By: Stan Hinden | Source: AARP Bulletin Today | - July 23, 2008
Photo by James Balog/Getty Images
Welcome to the bear market of 2008. If you’re like most investors, you’ve watched the price of your stocks and mutual funds go down, down, down and asked yourself, “Why didn’t I sell?”
The answer is that you were probably abiding by the Golden Rule of Investing: “Invest for the long term. When the market falls, don’t panic. The market will recover.”
If you have, indeed, been following the rule, you’re not alone. Despite recent market turmoil, most mutual fund investors are sitting tight, according to Brian Reid, chief economist at the Investment Company Institute, the trade association of American investment companies. “People are reluctant to make new investments, but they tend to hold what they already have,” he says.
Still, the validity of the “buy and hold” strategy has long been a subject of debate in the financial world. While the advice may be easy to follow when you’re 50 or 60, it’s a lot harder when you’re 70 or 80 and uncertain of whether you have enough time to wait.
“Our advice tends to be: Stay in the market,” says Ned Notzon, chairman of the asset allocation committee at the mutual fund company T. Rowe Price Associates. “The markets will recover eventually and you’ll be rewarded.”
What’s more, Notzon adds, behavioral research shows that investors are very likely to sell after stocks go down but not likely to buy back—until long after stocks have gone up.
Notzon suggests that investors can protect themselves against bear market losses by buying shares in bond funds or in balanced stock-and-bond funds. During a market downturn, he says, these funds tend to suffer less than purely stock funds.
Critics of the buy-and-hold philosophy can be scathing in their rejection. “I believe that ‘buy and hold’ is a disaster,” says Martin D. Weiss, president of Weiss Resarch and editor of the Safe Money Report newsletter. “Primarily, it’s a sales pitch disguised as a piece of advice. Brokers have a strong incentive to get you to buy and a strong incentive to stop you from selling.”
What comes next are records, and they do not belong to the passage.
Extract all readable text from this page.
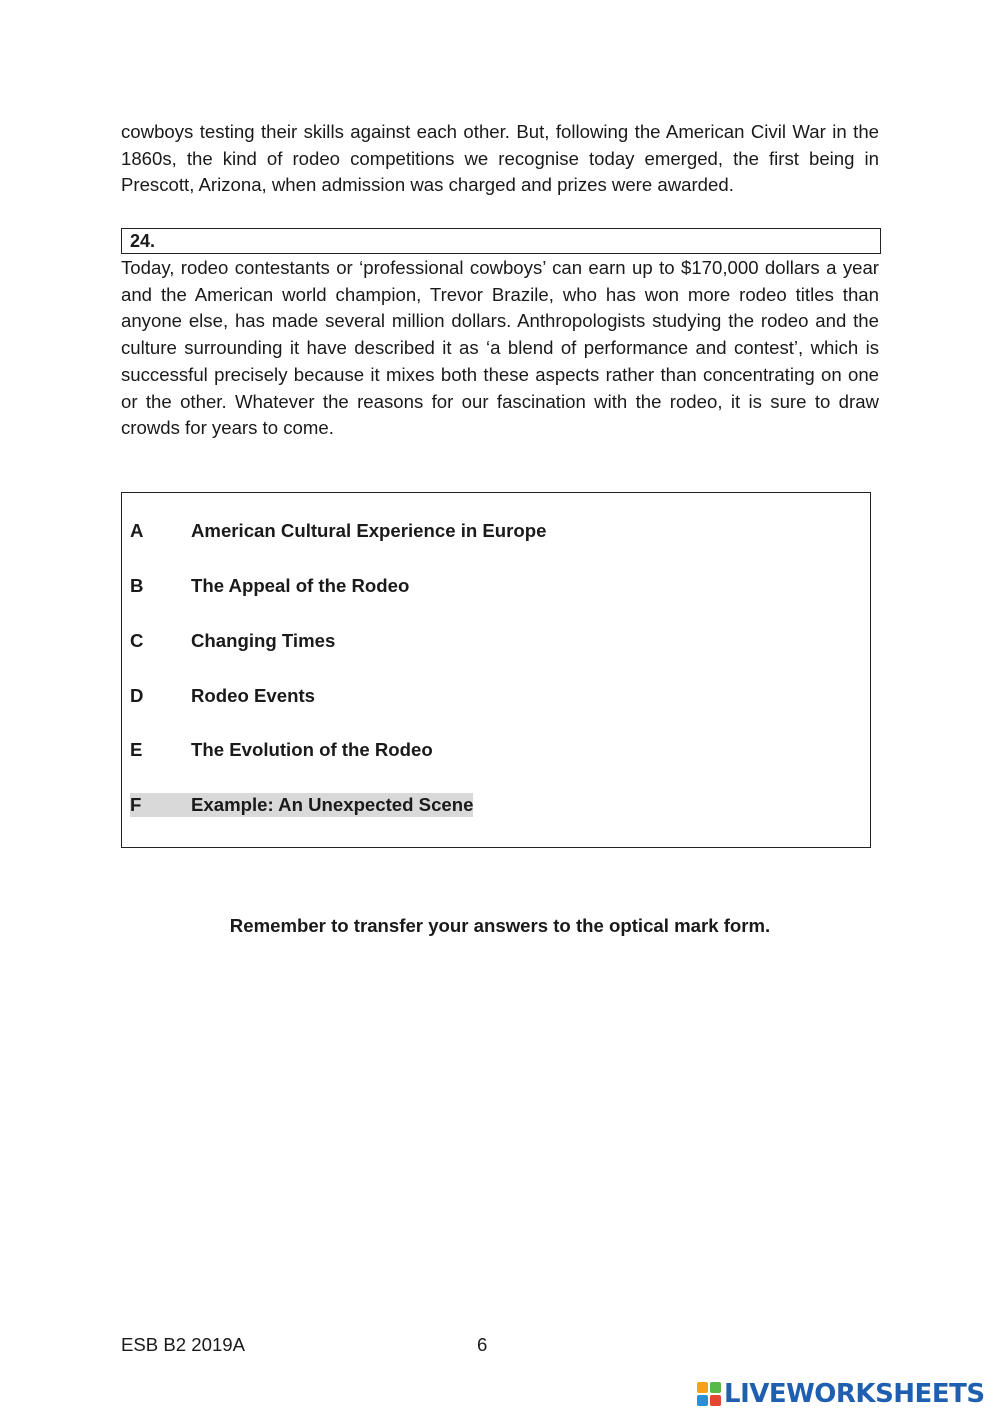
cowboys testing their skills against each other. But, following the American Civil War in the 1860s, the kind of rodeo competitions we recognise today emerged, the first being in Prescott, Arizona, when admission was charged and prizes were awarded.

24.

Today, rodeo contestants or ‘professional cowboys’ can earn up to $170,000 dollars a year and the American world champion, Trevor Brazile, who has won more rodeo titles than anyone else, has made several million dollars. Anthropologists studying the rodeo and the culture surrounding it have described it as ‘a blend of performance and contest’, which is successful precisely because it mixes both these aspects rather than concentrating on one or the other. Whatever the reasons for our fascination with the rodeo, it is sure to draw crowds for years to come.

A	American Cultural Experience in Europe
B	The Appeal of the Rodeo
C	Changing Times
D	Rodeo Events
E	The Evolution of the Rodeo
F	Example: An Unexpected Scene
Remember to transfer your answers to the optical mark form.
ESB B2 2019A	6
LIVEWORKSHEETS
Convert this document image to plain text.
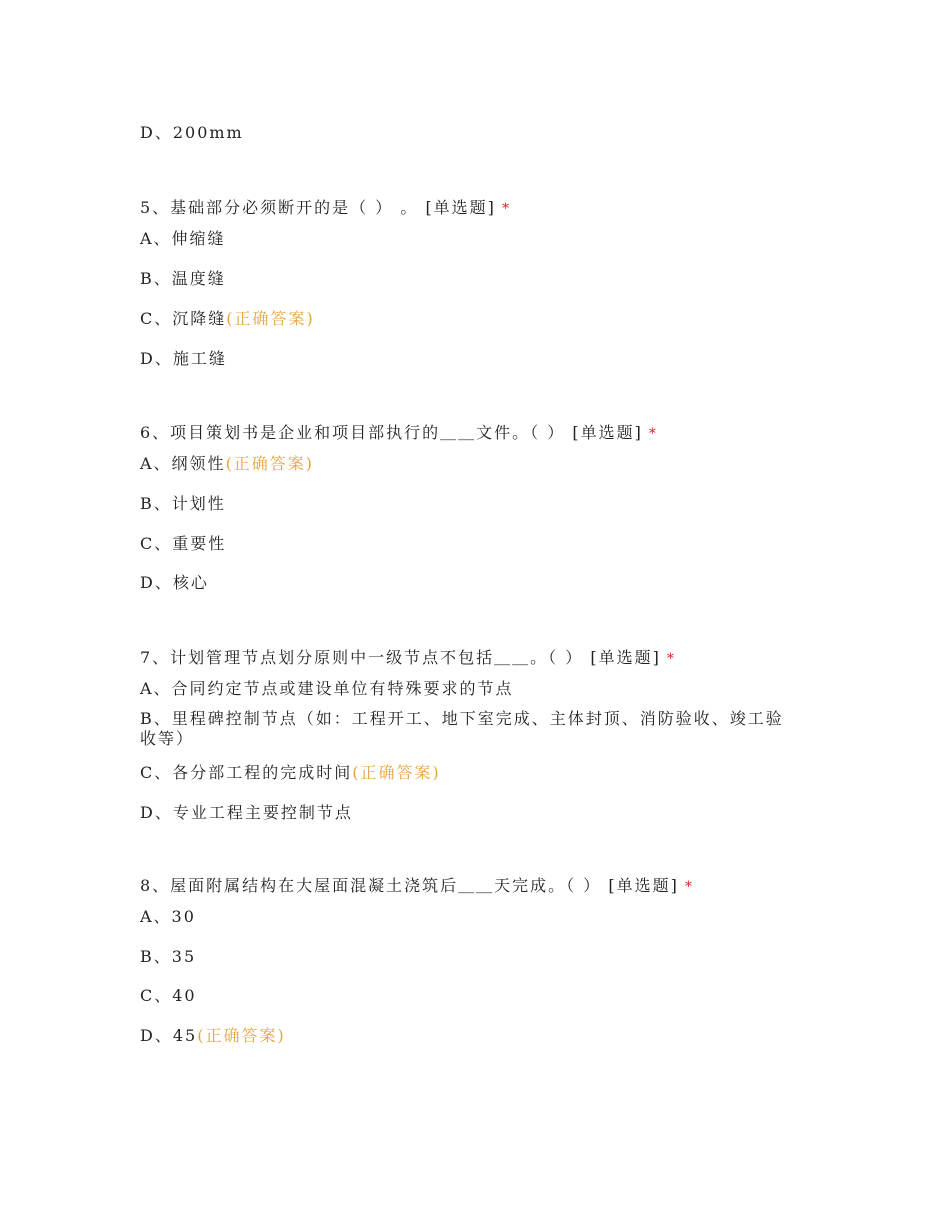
D、200mm
5、基础部分必须断开的是（ ） 。 [单选题] *
A、伸缩缝
B、温度缝
C、沉降缝(正确答案)
D、施工缝
6、项目策划书是企业和项目部执行的＿＿文件。（ ） [单选题] *
A、纲领性(正确答案)
B、计划性
C、重要性
D、核心
7、计划管理节点划分原则中一级节点不包括＿＿。（ ） [单选题] *
A、合同约定节点或建设单位有特殊要求的节点
B、里程碑控制节点（如：工程开工、地下室完成、主体封顶、消防验收、竣工验收等）
C、各分部工程的完成时间(正确答案)
D、专业工程主要控制节点
8、屋面附属结构在大屋面混凝土浇筑后＿＿天完成。（ ） [单选题] *
A、30
B、35
C、40
D、45(正确答案)
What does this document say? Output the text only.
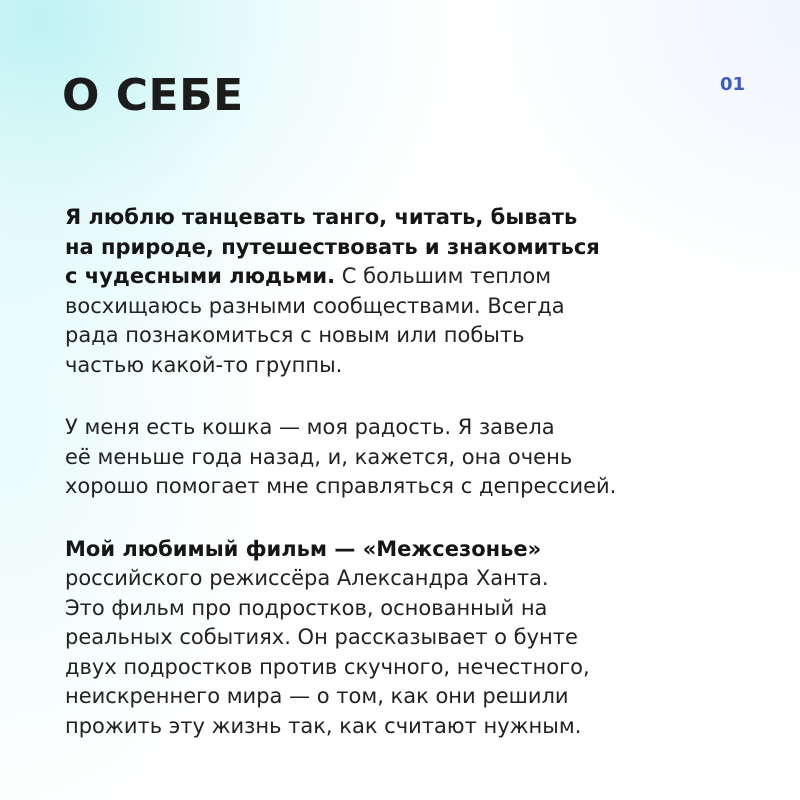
О СЕБЕ	01

Я люблю танцевать танго, читать, бывать
на природе, путешествовать и знакомиться
с чудесными людьми. С большим теплом
восхищаюсь разными сообществами. Всегда
рада познакомиться с новым или побыть
частью какой-то группы.

У меня есть кошка — моя радость. Я завела
её меньше года назад, и, кажется, она очень
хорошо помогает мне справляться с депрессией.

Мой любимый фильм — «Межсезонье»
российского режиссёра Александра Ханта.
Это фильм про подростков, основанный на
реальных событиях. Он рассказывает о бунте
двух подростков против скучного, нечестного,
неискреннего мира — о том, как они решили
прожить эту жизнь так, как считают нужным.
Investors can’t simply wait for markets to recover, Weiss says. “The reality is that bear markets can last for years. And during all those years, your money is dead in the water.” You need to be flexible, he adds, and make changes in your portfolio when conditions change.
If you believe a recession or housing downturn is coming, adjust your portfolio. “That’s a time to significantly reduce your exposure to stocks,” Weiss says. “That’s very rational behavior. You don’t want to trade every day. But don’t wait until your stock is worth 10 percent of what you paid for it,” he says.
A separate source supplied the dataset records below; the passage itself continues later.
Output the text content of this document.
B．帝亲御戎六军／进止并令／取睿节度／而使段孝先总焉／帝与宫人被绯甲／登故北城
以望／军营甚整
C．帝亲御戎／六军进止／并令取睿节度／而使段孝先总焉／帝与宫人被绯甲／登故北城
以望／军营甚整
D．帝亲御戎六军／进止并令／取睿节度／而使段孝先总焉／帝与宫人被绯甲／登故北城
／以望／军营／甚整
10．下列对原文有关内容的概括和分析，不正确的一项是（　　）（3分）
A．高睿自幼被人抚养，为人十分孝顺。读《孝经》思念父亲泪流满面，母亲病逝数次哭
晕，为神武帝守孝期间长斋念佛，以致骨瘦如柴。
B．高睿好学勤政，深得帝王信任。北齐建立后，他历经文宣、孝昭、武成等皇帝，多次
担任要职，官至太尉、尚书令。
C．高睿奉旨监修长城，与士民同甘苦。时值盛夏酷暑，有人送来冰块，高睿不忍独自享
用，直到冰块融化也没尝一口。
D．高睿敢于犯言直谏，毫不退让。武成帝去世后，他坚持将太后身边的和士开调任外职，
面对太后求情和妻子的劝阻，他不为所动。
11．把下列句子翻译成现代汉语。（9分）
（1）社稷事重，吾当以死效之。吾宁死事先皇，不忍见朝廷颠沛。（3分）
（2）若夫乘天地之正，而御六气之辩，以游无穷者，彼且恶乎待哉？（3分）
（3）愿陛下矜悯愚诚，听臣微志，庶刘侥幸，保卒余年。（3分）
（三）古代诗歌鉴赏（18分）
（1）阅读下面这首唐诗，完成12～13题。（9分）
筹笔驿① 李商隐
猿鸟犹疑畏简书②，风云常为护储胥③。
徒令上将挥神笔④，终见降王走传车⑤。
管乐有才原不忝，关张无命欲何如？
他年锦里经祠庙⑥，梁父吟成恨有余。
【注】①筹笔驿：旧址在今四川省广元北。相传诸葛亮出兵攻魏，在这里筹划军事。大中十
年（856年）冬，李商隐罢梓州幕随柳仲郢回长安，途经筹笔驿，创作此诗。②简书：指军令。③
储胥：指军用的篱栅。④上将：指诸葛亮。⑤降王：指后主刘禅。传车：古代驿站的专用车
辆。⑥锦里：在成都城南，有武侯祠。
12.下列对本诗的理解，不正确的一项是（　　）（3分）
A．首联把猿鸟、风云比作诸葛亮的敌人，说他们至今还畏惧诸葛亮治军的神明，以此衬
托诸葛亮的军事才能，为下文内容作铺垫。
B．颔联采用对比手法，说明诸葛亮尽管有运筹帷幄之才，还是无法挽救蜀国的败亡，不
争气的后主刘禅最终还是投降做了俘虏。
Instead, investors can implement their own hedging programs, Weiss says, by investing in exchange-traded funds that allow investors to protect their portfolios against price declines. For instance, when the price of the Dow Jones Industrial Average falls, the price of such an “inverse” fund based on the Dow will rise.
A Dilemma for Boomers
Golden rule supporters say that selling stocks when the market goes south is a bad idea because it means you have to be right on the price twice: Once when you sell and again when you buy back in. That may be true, but they rarely tell you how much money you can lose by hanging on.
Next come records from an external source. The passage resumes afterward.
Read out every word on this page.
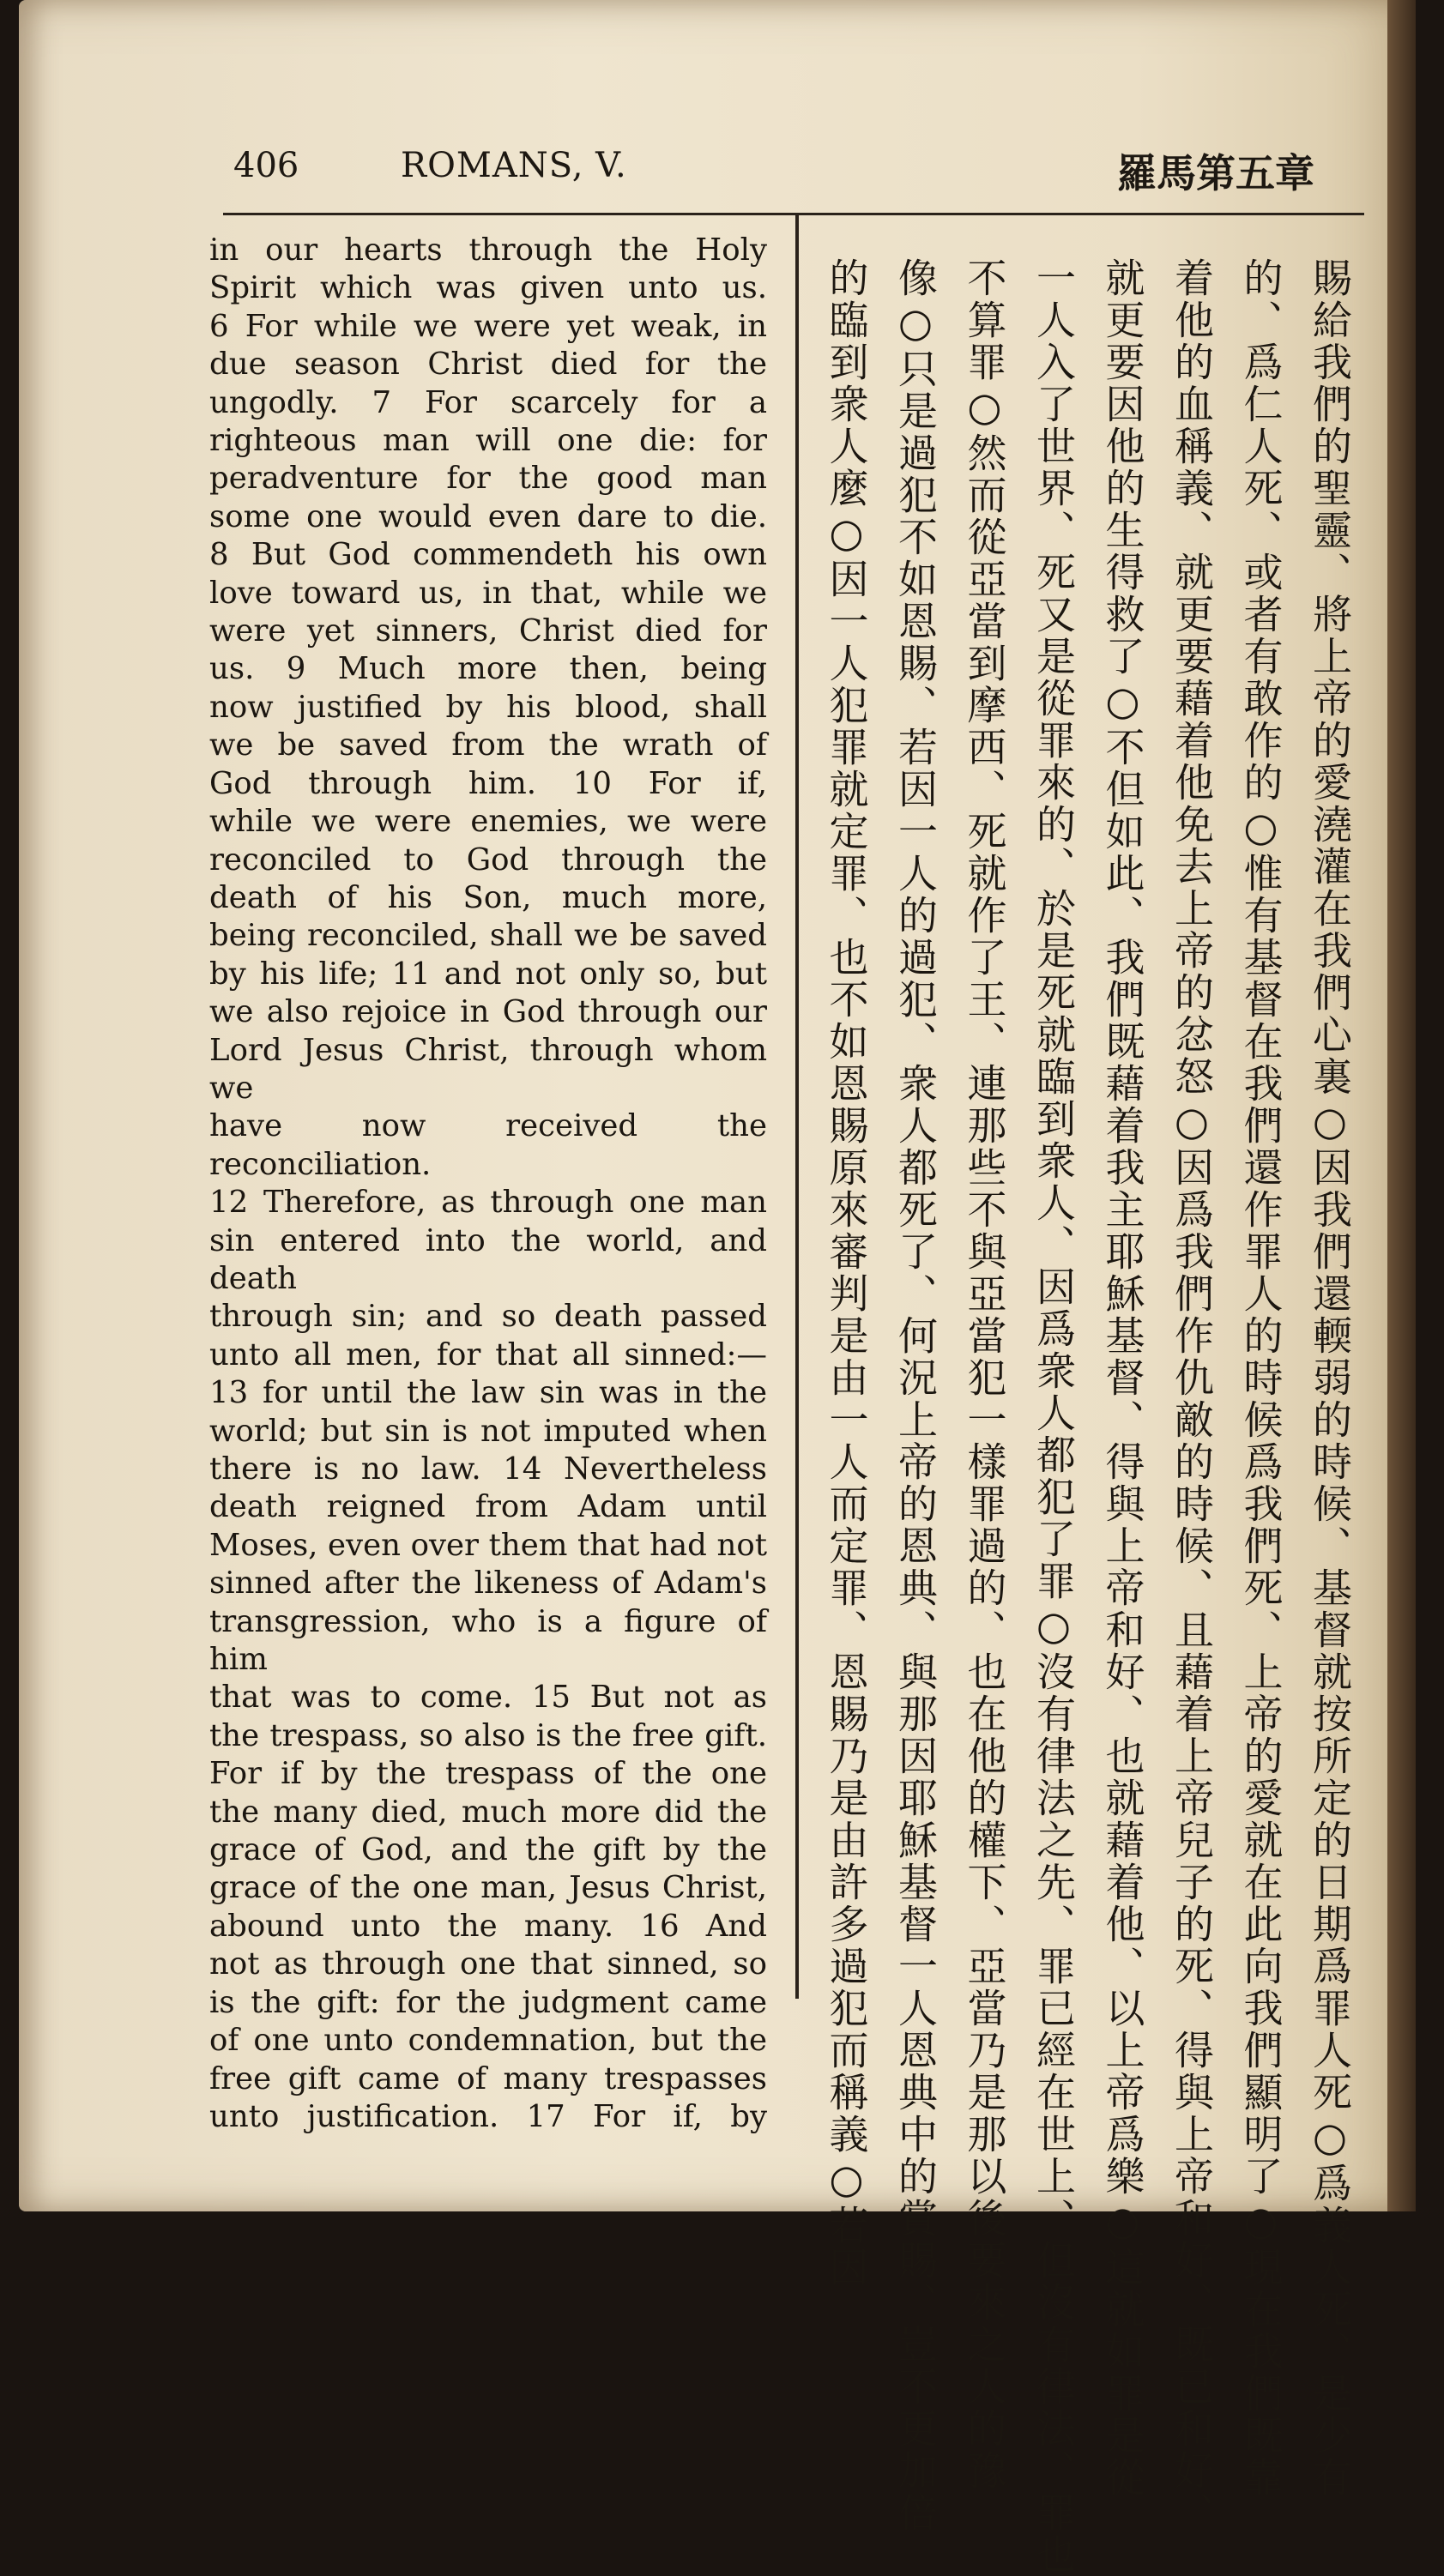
406	ROMANS, V.	羅馬第五章

in our hearts through the Holy

Spirit which was given unto us.

6 For while we were yet weak, in

due season Christ died for the

ungodly. 7 For scarcely for a

righteous man will one die: for

peradventure for the good man

some one would even dare to die.

8 But God commendeth his own

love toward us, in that, while we

were yet sinners, Christ died for

us. 9 Much more then, being

now justified by his blood, shall

we be saved from the wrath of

God through him. 10 For if,

while we were enemies, we were

reconciled to God through the

death of his Son, much more,

being reconciled, shall we be saved

by his life; 11 and not only so, but

we also rejoice in God through our

Lord Jesus Christ, through whom we

have now received the reconciliation.

12 Therefore, as through one man

sin entered into the world, and death

through sin; and so death passed

unto all men, for that all sinned:—

13 for until the law sin was in the

world; but sin is not imputed when

there is no law. 14 Nevertheless

death reigned from Adam until

Moses, even over them that had not

sinned after the likeness of Adam's

transgression, who is a figure of him

that was to come. 15 But not as

the trespass, so also is the free gift.

For if by the trespass of the one

the many died, much more did the

grace of God, and the gift by the

grace of the one man, Jesus Christ,

abound unto the many. 16 And

not as through one that sinned, so

is the gift: for the judgment came

of one unto condemnation, but the

free gift came of many trespasses

unto justification. 17 For if, by	賜給我們的聖靈、將上帝的愛澆灌在我們心裏○因我們還輭弱的時候、基督就按所定的日期爲罪人死○爲義人死、是少有
的、爲仁人死、或者有敢作的○惟有基督在我們還作罪人的時候爲我們死、上帝的愛就在此向我們顯明了○現在我們既靠
着他的血稱義、就更要藉着他免去上帝的忿怒○因爲我們作仇敵的時候、且藉着上帝兒子的死、得與上帝和好、既已和好、
就更要因他的生得救了○不但如此、我們既藉着我主耶穌基督、得與上帝和好、也就藉着他、以上帝爲樂○這就如罪是從
一人入了世界、死又是從罪來的、於是死就臨到衆人、因爲衆人都犯了罪○沒有律法之先、罪已經在世上、但沒有律法、罪也
不算罪○然而從亞當到摩西、死就作了王、連那些不與亞當犯一樣罪過的、也在他的權下、亞當乃是那以後要來之人的豫
像○只是過犯不如恩賜、若因一人的過犯、衆人都死了、何況上帝的恩典、與那因耶穌基督一人恩典中的賞賜、豈不更加倍
的臨到衆人麼○因一人犯罪就定罪、也不如恩賜原來審判是由一人而定罪、恩賜乃是由許多過犯而稱義○若因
While bear market losses concern all investors, they particularly worry boomers who are within five or 10 years of retirement. My 52-year-old son, Larry, is an example. A lawyer and businessman, Larry lost faith in the buy-and-hold idea in the late 1990s when he invested his retirement money in Lucent Technologies, then the darling of Wall Street. When Lucent was reported to be using dubious accounting practices, its high-flying stock crashed. “I kept telling myself, ‘It will come back,’ ” Larry says. “But it never did.” Two years later, the stock was selling for 55 cents a share and Larry lost his investment.
Larry also remembers the tech bust of 2000. When markets finally “recovered,” hundreds of tech companies were gone, along with the money invested by their shareholders.
In 2007, Larry was watching the housing bust and the subprime mortgage mess. Oil and gasoline prices were rising and the economy was slowing. “Even with all the bad news, the market kept hitting new highs,” Larry says. “I knew the day of reckoning had to come.”
So, in May 2007, Larry sold his shares in a fund that tracks the stock performance of the S&P 500 companies. The fund, formally known as the SPDR S&P 500 ETF, trades on the American Stock Exchange under the symbol “SPY.”
Larry sold his shares at $149.75. Afterward, the markets continued to climb, and in October the fund reached a 52-week high of $157.52. Undeterred, Larry stayed out of the market and waited.
When 2008 dawned, the markets turned down sharply. By June and July, the collapse of Bear Stearns—followed by widespread meltdowns in the financial sector—sent stocks into bear market territory.
On July 15, SPY dropped to a 52-week low of $120.02. Fifteen months after selling his shares, Larry began to move back into the fund, buying shares at $121—about 19 percent below where he had sold them.
“I understand that the market may yet move lower,” Larry says, “but I plan to keep buying. Even if I have to buy and hold for quite a while, when the market goes back to the October 2007 highs,” he says, “I will still be at least 20 percent better off than people who did nothing during the downturn.”